Prior research showed oculomotor training to be effective in preventing extraocular adhesions and alleviating postoperative diplopia in adult patients with blowout fractures who had undergone surgery [
12]. However, the training method involved movements in four directions (upward, downward, left, and right), and the effectiveness of progression from 10 to 50 sets, four times per day, was compared. In contrast, our exercise method focused on specific directions (superolateral and inferomedial), targeting the inferiorly positioned inferior oblique and inferior rectus muscles in the right eye of a pediatric patient with an inferior orbital wall fracture. Since bone and soft tissue heal faster in pediatric patients than in adults, the exercise was performed with a higher number of sets.
We conducted the training with the assistance of a guardian who used their index finger to facilitate the EOM exercises. Each exercise was performed for 10 seconds, and the guardian was tasked with assisting the patient to perform the EOM exercises three times a day for 100 repetitions. Rapid recovery of symptoms was observed.
Various speculative explanations can be proposed regarding the reappearance of the EOM movement limitation 14 days post-surgery, despite its immediate improvement following the procedure. One possibility is that the entrapped EOM muscle and surrounding soft tissue experienced fibrotic changes during the healing process, resulting in restricted motion despite restoration [
13]. Another potential explanation is that the absorbable plate used in the surgery may have interfered with the EOM motion.

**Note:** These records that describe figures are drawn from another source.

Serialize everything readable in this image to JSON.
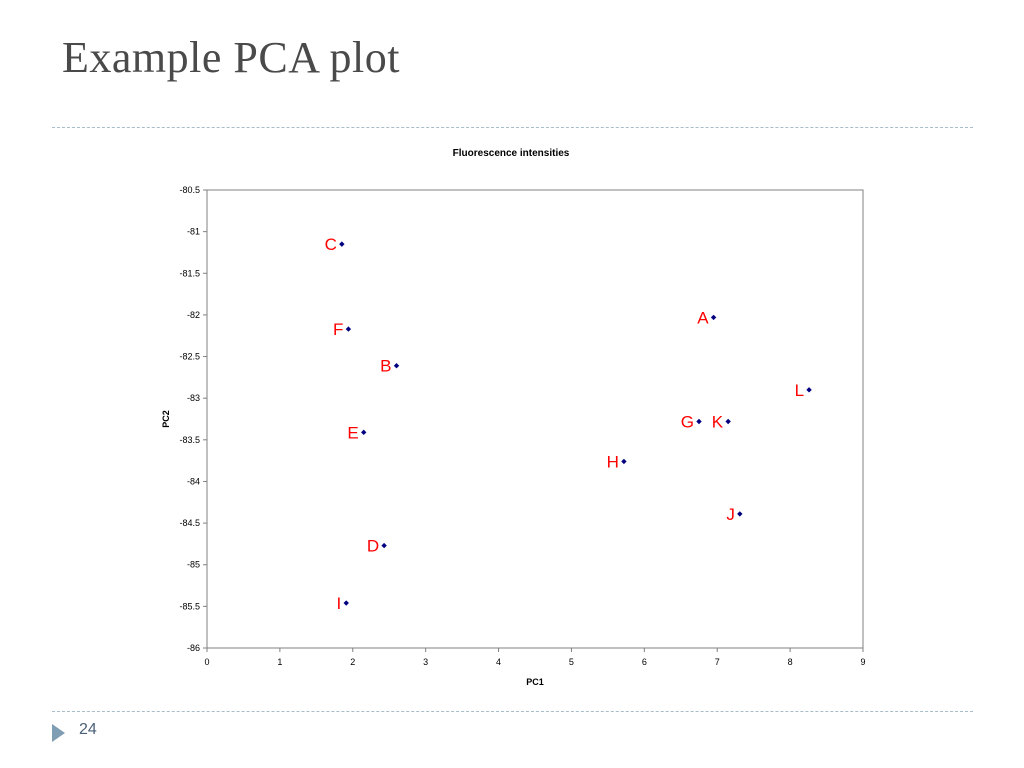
{
  "slide": {
    "title": "Example PCA plot",
    "page_number": "24"
  },
  "colors": {
    "marker": "#000080",
    "point_label": "#ff0000",
    "divider": "#a9bcca",
    "title": "#4a4a4a"
  },
  "icons": [
    "triangle-bullet-icon"
  ],
  "chart_data": {
    "type": "scatter",
    "title": "Fluorescence intensities",
    "xlabel": "PC1",
    "ylabel": "PC2",
    "xlim": [
      0,
      9
    ],
    "ylim": [
      -86,
      -80.5
    ],
    "x_ticks": [
      "0",
      "1",
      "2",
      "3",
      "4",
      "5",
      "6",
      "7",
      "8",
      "9"
    ],
    "y_ticks": [
      "-80.5",
      "-81",
      "-81.5",
      "-82",
      "-82.5",
      "-83",
      "-83.5",
      "-84",
      "-84.5",
      "-85",
      "-85.5",
      "-86"
    ],
    "grid": false,
    "legend": "none",
    "points": [
      {
        "label": "A",
        "x": 6.95,
        "y": -82.03
      },
      {
        "label": "B",
        "x": 2.6,
        "y": -82.61
      },
      {
        "label": "C",
        "x": 1.85,
        "y": -81.15
      },
      {
        "label": "D",
        "x": 2.43,
        "y": -84.77
      },
      {
        "label": "E",
        "x": 2.15,
        "y": -83.41
      },
      {
        "label": "F",
        "x": 1.94,
        "y": -82.17
      },
      {
        "label": "G",
        "x": 6.75,
        "y": -83.28
      },
      {
        "label": "H",
        "x": 5.72,
        "y": -83.76
      },
      {
        "label": "I",
        "x": 1.91,
        "y": -85.46
      },
      {
        "label": "J",
        "x": 7.31,
        "y": -84.39
      },
      {
        "label": "K",
        "x": 7.15,
        "y": -83.28
      },
      {
        "label": "L",
        "x": 8.26,
        "y": -82.9
      }
    ]
  }
}
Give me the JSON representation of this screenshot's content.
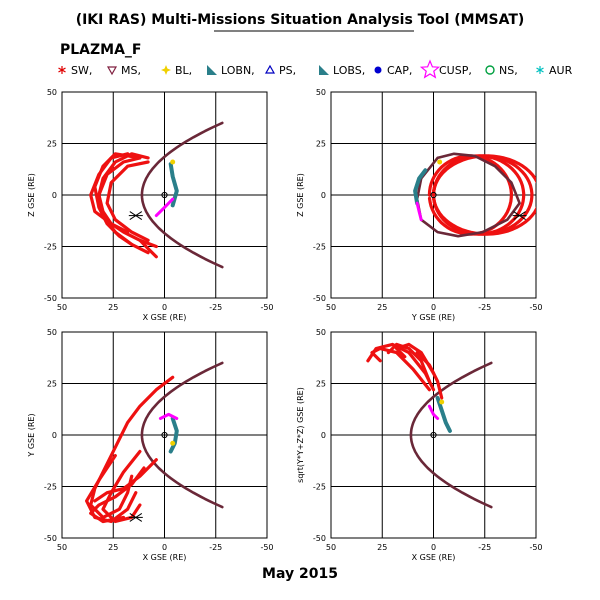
{
  "page": {
    "title": "(IKI RAS) Multi-Missions Situation Analysis Tool (MMSAT)",
    "subtitle": "PLAZMA_F",
    "date_label": "May 2015"
  },
  "legend": [
    {
      "label": "SW,",
      "marker": "star-asterisk",
      "color": "#e00000"
    },
    {
      "label": "MS,",
      "marker": "triangle-down",
      "color": "#802040"
    },
    {
      "label": "BL,",
      "marker": "diamond-star",
      "color": "#f0d000"
    },
    {
      "label": "LOBN,",
      "marker": "triangle-fill",
      "color": "#2a7f8a"
    },
    {
      "label": "PS,",
      "marker": "triangle-open",
      "color": "#0000c0"
    },
    {
      "label": "LOBS,",
      "marker": "triangle-fill",
      "color": "#2a7f8a"
    },
    {
      "label": "CAP,",
      "marker": "dot",
      "color": "#0000d0"
    },
    {
      "label": "CUSP,",
      "marker": "star-open",
      "color": "#ff00ff"
    },
    {
      "label": "NS,",
      "marker": "circle-open",
      "color": "#00a040"
    },
    {
      "label": "AUR",
      "marker": "asterisk",
      "color": "#00c0c0"
    }
  ],
  "colors": {
    "sw": "#ee1111",
    "ms": "#6a2838",
    "tail": "#2a7f8a",
    "cusp": "#ff00ff",
    "bl": "#f0d000",
    "ps": "#0000c0",
    "grid": "#000000"
  },
  "chart_data": [
    {
      "type": "scatter",
      "panel": "top-left",
      "xlabel": "X GSE (RE)",
      "ylabel": "Z GSE (RE)",
      "xlim": [
        50,
        -50
      ],
      "ylim": [
        -50,
        50
      ],
      "xticks": [
        50,
        25,
        0,
        -25,
        -50
      ],
      "yticks": [
        50,
        25,
        0,
        -25,
        -50
      ],
      "x_ticklabels": [
        "50",
        "25",
        "0",
        "-25",
        "-50"
      ],
      "y_ticklabels": [
        "50",
        "25",
        "0",
        "-25",
        "-50"
      ],
      "grid": true
    },
    {
      "type": "scatter",
      "panel": "top-right",
      "xlabel": "Y GSE (RE)",
      "ylabel": "Z GSE (RE)",
      "xlim": [
        50,
        -50
      ],
      "ylim": [
        -50,
        50
      ],
      "xticks": [
        50,
        25,
        0,
        -25,
        -50
      ],
      "yticks": [
        50,
        25,
        0,
        -25,
        -50
      ],
      "x_ticklabels": [
        "50",
        "25",
        "0",
        "-25",
        "-50"
      ],
      "y_ticklabels": [
        "50",
        "25",
        "0",
        "-25",
        "-50"
      ],
      "grid": true
    },
    {
      "type": "scatter",
      "panel": "bottom-left",
      "xlabel": "X GSE (RE)",
      "ylabel": "Y GSE (RE)",
      "xlim": [
        50,
        -50
      ],
      "ylim": [
        -50,
        50
      ],
      "xticks": [
        50,
        25,
        0,
        -25,
        -50
      ],
      "yticks": [
        -50,
        -25,
        0,
        25,
        50
      ],
      "x_ticklabels": [
        "50",
        "25",
        "0",
        "-25",
        "-50"
      ],
      "y_ticklabels": [
        "-50",
        "-25",
        "0",
        "25",
        "50"
      ],
      "grid": true
    },
    {
      "type": "scatter",
      "panel": "bottom-right",
      "xlabel": "X GSE (RE)",
      "ylabel": "sqrt(Y*Y+Z*Z) GSE (RE)",
      "xlim": [
        50,
        -50
      ],
      "ylim": [
        -50,
        50
      ],
      "xticks": [
        50,
        25,
        0,
        -25,
        -50
      ],
      "yticks": [
        -50,
        -25,
        0,
        25,
        50
      ],
      "x_ticklabels": [
        "50",
        "25",
        "0",
        "-25",
        "-50"
      ],
      "y_ticklabels": [
        "-50",
        "-25",
        "0",
        "25",
        "50"
      ],
      "grid": true
    }
  ]
}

We conclude that EOM exercise rehabilitation may be effective in pediatric blowout patients when two conditions are met: first, immediate recovery of EOM movement limitation after surgery, followed by recurrence of the limitation several days later without any traumatic event; and second, the absence of herniation recurrence according to radiologic imaging tests such as CT. Therefore, if these conditions are satisfied, favorable results can be achieved through the proposed protocol for EOM exercise rehabilitation. However, further research is necessary to investigate the effectiveness of EOM exercises by applying these results to various cases.
In conclusion, our EOM exercise regimen demonstrated favorable results in improving EOM movement limitations that recurred despite appropriate surgical repair in a pediatric patient.